Overview
Beginning in 2025, the One Big Beautiful Bill Act introduces a temporary deduction that allows taxpayers to deduct up to $10,000 in auto loan interest paid per year.
To qualify, the vehicle must:
Be new and for personal use
Be assembled in the United States
Weigh under 14,000 pounds
Leased or used vehicles, as well as those used for business or fleet programs, do not qualify.
Eligibility and Reporting Requirements
This deduction is available to all taxpayers, whether you itemize deductions or take the standard deduction.
Additional requirements include:
The loan must be secured by a lien on the vehicle.
Lenders must report interest of $600 or more using a new IRS form.

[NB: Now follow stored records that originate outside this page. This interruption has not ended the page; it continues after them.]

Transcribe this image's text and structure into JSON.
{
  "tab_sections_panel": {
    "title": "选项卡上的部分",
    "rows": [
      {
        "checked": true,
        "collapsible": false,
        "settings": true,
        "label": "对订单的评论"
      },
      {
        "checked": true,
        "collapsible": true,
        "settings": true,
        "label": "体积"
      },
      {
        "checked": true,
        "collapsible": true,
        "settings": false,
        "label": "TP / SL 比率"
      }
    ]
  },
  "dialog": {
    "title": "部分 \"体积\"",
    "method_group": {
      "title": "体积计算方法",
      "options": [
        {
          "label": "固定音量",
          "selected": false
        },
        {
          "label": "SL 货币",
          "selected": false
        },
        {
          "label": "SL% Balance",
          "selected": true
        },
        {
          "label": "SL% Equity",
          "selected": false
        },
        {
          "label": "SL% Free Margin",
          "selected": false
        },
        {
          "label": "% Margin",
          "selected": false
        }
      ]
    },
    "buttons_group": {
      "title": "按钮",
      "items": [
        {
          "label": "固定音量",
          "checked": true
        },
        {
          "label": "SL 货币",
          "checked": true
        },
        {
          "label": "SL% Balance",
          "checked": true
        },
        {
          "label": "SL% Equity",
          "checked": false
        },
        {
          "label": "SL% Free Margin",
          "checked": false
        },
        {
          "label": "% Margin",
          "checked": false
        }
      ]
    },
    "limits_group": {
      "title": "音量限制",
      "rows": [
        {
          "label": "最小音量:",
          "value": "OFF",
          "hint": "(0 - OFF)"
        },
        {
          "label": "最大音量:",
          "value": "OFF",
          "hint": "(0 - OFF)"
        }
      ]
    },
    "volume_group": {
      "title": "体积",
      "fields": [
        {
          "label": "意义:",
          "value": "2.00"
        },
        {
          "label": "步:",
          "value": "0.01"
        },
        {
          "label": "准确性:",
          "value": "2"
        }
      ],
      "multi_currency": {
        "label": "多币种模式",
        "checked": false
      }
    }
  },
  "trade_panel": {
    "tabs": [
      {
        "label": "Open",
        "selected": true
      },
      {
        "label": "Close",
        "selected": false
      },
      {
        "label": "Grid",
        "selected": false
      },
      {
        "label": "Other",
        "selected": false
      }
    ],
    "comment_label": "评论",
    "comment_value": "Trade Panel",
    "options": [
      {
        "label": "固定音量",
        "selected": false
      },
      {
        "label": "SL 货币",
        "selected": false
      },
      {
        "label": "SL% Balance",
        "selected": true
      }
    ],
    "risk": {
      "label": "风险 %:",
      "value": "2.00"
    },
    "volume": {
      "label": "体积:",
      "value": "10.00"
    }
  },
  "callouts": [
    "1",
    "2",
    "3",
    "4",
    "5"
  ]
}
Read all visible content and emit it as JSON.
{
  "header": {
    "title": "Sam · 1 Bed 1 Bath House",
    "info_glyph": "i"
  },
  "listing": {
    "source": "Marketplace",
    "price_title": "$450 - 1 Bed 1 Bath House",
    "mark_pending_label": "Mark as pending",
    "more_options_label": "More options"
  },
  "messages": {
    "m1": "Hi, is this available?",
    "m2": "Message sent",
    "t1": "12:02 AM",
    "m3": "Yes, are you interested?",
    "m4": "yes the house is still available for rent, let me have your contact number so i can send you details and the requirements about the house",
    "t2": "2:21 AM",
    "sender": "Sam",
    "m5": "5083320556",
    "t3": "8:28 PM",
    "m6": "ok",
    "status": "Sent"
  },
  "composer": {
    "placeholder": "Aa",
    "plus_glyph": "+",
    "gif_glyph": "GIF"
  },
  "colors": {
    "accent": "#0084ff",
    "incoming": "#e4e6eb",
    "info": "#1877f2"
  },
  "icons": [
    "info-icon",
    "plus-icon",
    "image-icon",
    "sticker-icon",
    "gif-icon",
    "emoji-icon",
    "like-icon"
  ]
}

Borrowers must include the vehicle identification number (VIN) on their tax return to verify eligibility.
Income Limitations
The deduction begins to phase out once your Modified Adjusted Gross Income (MAGI) exceeds:
$100,000 for single filers
$200,000 for joint filers
Even if you don’t qualify for the full $10,000 deduction, this provision could still offer valuable savings for eligible car buyers.
Plan Ahead for Potential Savings
If you’re considering purchasing and financing a new car in the next few years, review your eligibility now. This deduction could be a useful tax planning opportunity that lowers your taxable income while helping offset borrowing costs.